Check turns are simply gentle turns of no more than 30 degrees of bank that can be used for anything from minor course adjustments to full 360s if so desired (although there are much more efficient ways to do that). Many flight leads will call for a check turn by saying “check right, heading 090 Giving you some sense of how far this turn will go. Others may not announce a check turn at all especially if you are flying in some form of fingertip formation where it is easy to spot slight changes in his direction – it is your job to stay on your lead’s wing (or whatever position he has you flying).
These maneuvers are typically initiated from a spread / LAB formation with approximate 0.5 – 1.0nm separation. Tac turns also maintain a contract speed and are flown at MIL power using G to maintain speed. Note at high altitudes and with heavy loads this may make for a very slow turn…tac turns in general are not hard, breaking combat turns. maintain around Mach 0.8 and 2-3Gs to maintain speed. Note also that in general these turns maintain formation although positional relationships may change (start out on right side but end up on left).
The delayed 90-degree turn requires the pilot on the OUTSIDE of the turn to turn first; this may be the lead or it may be the wingman. The “delayed” pilot waits until the turning pilot reaches a point approximately 60 degrees behind his 3-9 line then begins his turn. Note the positional change of sides while the overall formation remains LAB upon completion. Note also that the “delayed” wording is implied and therefore not also spoken by the element lead. For example, if your lead says “90 right, now” you can assume that this is a delayed 90 right tac turn.
Hook turns are performed with both aircraft beginning their turns at the same time AND in the same direction (“Hook right” or “Hook left”). Note again the positional change but the outcome remains a LAB formation.
This maneuver is meant to minimize the time required to switch sides while also providing an excellent opportunity to check each other’s 6 o’clock for possible hostile aircraft. It’s also a fun maneuver to perform as it results in a very close pass similar to a cross turn; wingman is responsible for deconfliction (deconflict high).
Related to the Hook Turn is the Cross Turn. This turn also starts with both pilots initiating the turn simultaneously BUT they turn INTO each other. This results in a wider LAB formation upon completion of the 180 degree turn. The Cross Turn is often accompanied by a Shackle to close up the formation.
While similar to the delayed 90 turn, this turn is different in that both pilots execute the turn simultaneously. This will result in a formation change (from LAB to Trail or from Trail to LAB). When executing from a LAB formation the turn is always done away from the wingman so that the results are a trail formation with #2 in trail of lead. Calling for a second in-place 90 will turn the formation back into a LAB formation. Also, if an in-place turn is desired, lead MUST specifically use the words “in-place” so as not to be mistaken for the implied “delayed” turn.

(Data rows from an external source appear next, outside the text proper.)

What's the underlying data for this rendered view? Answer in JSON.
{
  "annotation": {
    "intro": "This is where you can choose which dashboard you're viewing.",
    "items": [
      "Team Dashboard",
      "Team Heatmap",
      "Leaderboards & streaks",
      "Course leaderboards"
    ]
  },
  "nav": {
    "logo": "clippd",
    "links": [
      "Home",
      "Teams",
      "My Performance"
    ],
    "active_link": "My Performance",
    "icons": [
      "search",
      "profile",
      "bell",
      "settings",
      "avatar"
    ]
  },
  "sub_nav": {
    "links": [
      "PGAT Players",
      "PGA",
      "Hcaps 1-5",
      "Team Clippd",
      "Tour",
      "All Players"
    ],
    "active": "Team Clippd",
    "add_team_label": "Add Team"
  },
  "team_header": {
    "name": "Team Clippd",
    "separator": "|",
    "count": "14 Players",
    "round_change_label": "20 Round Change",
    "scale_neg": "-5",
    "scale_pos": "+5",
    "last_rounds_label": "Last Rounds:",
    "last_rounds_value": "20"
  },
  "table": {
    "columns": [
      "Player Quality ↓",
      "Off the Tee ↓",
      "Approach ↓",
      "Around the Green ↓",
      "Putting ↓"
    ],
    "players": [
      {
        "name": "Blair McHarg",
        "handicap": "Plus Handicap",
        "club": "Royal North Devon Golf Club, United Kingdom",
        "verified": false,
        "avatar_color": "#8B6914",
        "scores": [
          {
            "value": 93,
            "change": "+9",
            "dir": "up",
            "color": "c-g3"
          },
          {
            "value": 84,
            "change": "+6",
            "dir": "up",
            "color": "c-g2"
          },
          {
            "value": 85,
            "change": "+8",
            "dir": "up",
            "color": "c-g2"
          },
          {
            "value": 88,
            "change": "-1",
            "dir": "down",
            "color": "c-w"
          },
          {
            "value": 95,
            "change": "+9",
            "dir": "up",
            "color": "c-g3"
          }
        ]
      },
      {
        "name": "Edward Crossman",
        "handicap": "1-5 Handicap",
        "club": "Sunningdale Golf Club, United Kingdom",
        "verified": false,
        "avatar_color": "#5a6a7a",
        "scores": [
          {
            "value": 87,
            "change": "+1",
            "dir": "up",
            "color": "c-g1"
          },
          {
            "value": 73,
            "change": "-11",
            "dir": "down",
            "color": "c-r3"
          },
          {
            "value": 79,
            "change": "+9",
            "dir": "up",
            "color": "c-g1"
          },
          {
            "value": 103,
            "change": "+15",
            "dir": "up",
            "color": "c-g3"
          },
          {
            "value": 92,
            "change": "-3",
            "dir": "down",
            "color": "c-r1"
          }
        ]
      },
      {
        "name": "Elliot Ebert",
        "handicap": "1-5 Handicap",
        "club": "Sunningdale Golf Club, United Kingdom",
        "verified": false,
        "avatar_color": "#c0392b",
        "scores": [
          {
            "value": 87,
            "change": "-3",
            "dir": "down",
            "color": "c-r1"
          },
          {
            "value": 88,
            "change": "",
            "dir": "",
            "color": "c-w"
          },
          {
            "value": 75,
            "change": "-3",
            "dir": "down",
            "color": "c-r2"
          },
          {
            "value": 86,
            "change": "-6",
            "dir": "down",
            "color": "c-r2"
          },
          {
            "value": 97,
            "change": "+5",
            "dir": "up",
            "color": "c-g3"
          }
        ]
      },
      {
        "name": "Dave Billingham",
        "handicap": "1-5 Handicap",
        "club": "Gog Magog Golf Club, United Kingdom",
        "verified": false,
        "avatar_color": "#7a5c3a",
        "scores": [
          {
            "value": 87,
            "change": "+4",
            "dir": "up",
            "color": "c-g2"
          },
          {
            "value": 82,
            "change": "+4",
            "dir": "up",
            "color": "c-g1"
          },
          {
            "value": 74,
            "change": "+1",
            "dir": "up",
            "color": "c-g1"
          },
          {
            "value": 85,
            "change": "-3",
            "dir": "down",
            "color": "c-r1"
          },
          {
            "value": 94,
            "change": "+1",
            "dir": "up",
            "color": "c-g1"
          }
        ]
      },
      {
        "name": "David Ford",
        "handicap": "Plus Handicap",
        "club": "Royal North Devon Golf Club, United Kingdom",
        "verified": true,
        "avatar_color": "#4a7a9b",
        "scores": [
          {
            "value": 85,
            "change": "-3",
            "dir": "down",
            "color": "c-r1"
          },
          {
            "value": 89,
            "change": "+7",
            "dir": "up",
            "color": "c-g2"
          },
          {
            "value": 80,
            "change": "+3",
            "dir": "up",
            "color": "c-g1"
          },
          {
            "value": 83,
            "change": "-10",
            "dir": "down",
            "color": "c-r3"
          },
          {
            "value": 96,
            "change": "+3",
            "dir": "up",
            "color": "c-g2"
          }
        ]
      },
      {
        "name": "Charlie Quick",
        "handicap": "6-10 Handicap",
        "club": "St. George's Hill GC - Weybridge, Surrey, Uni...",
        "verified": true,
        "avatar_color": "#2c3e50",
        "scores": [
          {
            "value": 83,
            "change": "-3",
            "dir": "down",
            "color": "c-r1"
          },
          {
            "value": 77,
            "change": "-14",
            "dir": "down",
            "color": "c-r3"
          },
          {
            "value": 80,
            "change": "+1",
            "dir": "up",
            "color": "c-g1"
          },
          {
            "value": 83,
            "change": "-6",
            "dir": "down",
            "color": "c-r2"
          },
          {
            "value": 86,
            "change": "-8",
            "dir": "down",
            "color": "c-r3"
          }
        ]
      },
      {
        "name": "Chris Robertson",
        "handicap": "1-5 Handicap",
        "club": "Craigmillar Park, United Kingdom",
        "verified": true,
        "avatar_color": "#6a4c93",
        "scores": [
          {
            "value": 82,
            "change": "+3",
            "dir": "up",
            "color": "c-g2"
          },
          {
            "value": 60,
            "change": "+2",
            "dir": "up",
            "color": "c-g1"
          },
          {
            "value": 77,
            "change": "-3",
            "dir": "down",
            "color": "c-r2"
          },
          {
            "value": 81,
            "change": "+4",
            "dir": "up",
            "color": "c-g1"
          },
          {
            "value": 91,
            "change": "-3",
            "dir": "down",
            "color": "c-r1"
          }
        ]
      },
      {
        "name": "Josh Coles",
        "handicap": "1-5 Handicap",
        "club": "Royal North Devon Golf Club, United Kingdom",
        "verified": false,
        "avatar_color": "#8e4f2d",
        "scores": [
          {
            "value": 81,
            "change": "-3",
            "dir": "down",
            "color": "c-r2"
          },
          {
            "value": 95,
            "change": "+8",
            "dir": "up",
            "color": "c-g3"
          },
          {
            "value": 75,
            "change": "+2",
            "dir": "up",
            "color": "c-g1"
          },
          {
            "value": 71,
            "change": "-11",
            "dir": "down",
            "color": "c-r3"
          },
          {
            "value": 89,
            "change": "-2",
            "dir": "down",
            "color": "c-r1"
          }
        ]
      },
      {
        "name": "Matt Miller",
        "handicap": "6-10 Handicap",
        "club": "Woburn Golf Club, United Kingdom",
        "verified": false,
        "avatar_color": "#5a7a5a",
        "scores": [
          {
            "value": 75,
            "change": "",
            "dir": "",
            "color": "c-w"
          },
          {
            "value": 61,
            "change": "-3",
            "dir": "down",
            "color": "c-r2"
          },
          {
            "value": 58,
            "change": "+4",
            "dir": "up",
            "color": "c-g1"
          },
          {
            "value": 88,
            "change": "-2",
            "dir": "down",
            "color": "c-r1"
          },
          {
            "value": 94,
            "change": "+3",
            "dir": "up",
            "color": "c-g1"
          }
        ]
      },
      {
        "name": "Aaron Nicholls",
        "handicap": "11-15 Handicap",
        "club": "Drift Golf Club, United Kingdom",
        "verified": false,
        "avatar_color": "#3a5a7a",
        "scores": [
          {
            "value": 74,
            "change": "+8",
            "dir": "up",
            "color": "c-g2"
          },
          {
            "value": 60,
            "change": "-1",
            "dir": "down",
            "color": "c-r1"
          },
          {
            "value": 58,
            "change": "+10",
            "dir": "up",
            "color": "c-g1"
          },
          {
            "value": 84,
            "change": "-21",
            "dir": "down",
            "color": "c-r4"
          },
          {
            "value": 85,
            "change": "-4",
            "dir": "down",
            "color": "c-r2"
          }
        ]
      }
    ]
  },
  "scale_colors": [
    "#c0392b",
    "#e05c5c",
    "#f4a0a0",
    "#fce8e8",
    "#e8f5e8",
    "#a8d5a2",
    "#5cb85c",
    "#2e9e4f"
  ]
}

Much like the delayed 90 turn, this turn requires the pilot on the OUTSIDE of the turn to turn first. The “inside” pilot may be required to make a slight check turn into the turning pilot to aid his transition to a turn in the called direction. There is no such thing as an in-place 45 and so just like the “delayed 90” the word “delayed” may be dropped by lead and can be implied for all 45-degree tac turns.